After Cal OES researched all the options, they partnered with RapidDeploy to implement a cloud-powered, web-based mapping tool that harnesses data from Apple and Google to track a person within meters of their location. “The accuracy is down to about 10-17 meters in radius,” Currier said. “We’re literally down to the house and the room in the house you are in. Before we would just roughly know the street or neighborhood.”
It also provides real-time location updates if the caller is on the move (helpful in cases of abduction or road rage, Currier said) as well as two-way texting so dispatchers can text questions to callers if they hang up unexpectedly. The texting feature has been crucial for victims of domestic abuse this year – many of whom have been quarantined with their abusers because of the pandemic and may not want to risk being heard talking to a dispatcher. The two-way text function can also translate 60 languages in real-time.
Getting the technology integrated into each call center’s technology “couldn’t have been easier,” Currier said. “From when we walk into the door … to install the equipment to when the equipment is installed takes about 45 minutes and the training session with the responders takes about 30 minutes. We literally had places where we went in and had it installed and people trained within an hour.”
While it is impossible to calculate how many lives the new technology is saving in California, it is clearly having an impact.
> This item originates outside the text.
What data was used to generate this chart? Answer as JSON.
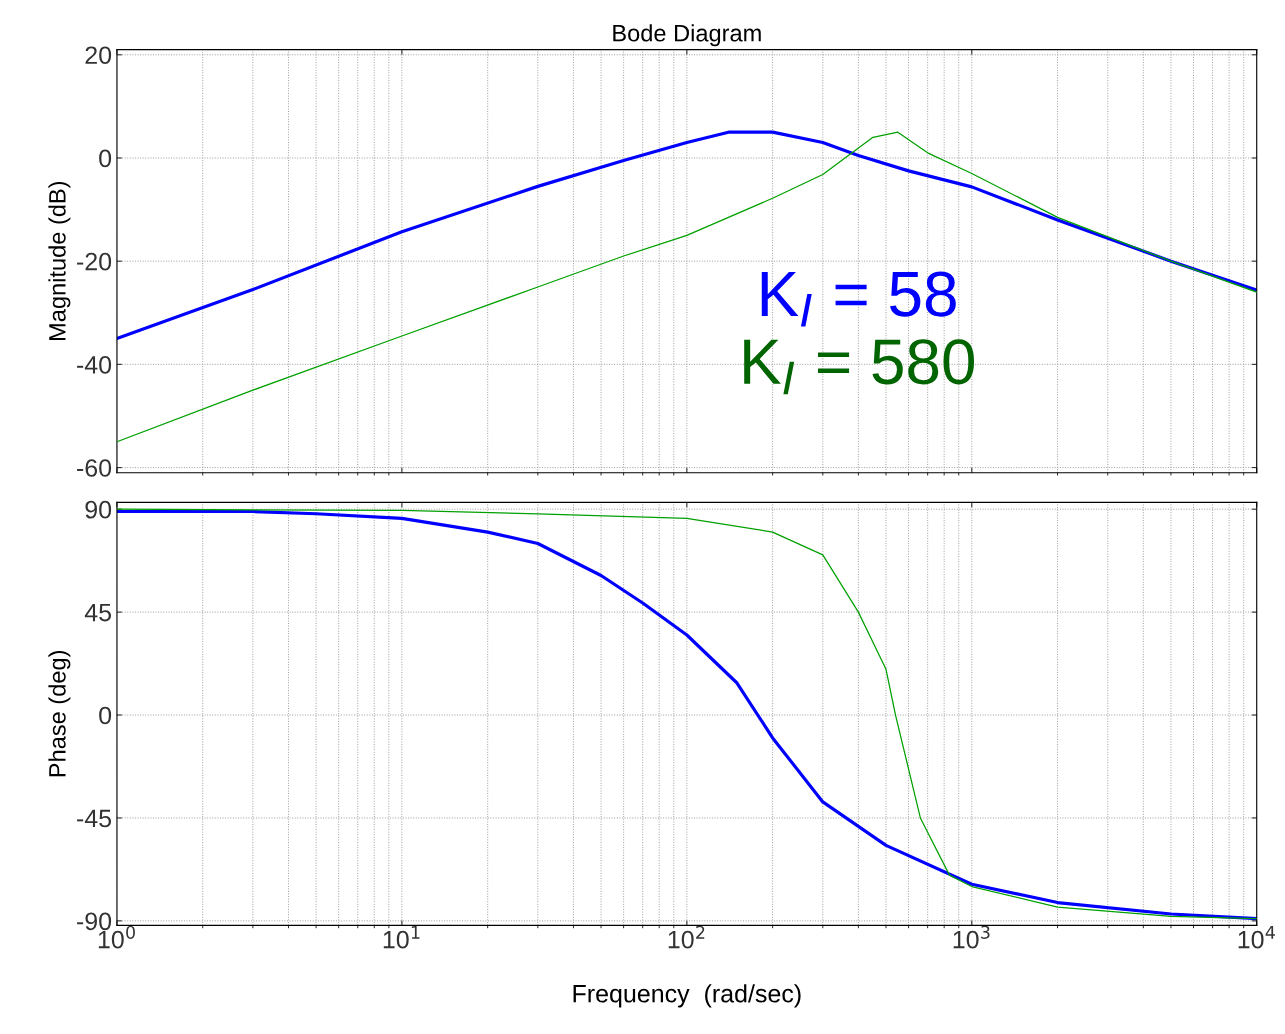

Kings County, Calif., officials recounted an incident where an accident victim survived only because of RapidDeploy: "We received a 911 call from a male that had crashed into a ditch that had water in it and was filling up his car. He could not get out. He was diabetic and his blood sugar was low. He was disoriented and could not tell us where he was. Since it was a 911 call, RapidDeploy pinged his location within 5 meters and we were able to get him help.”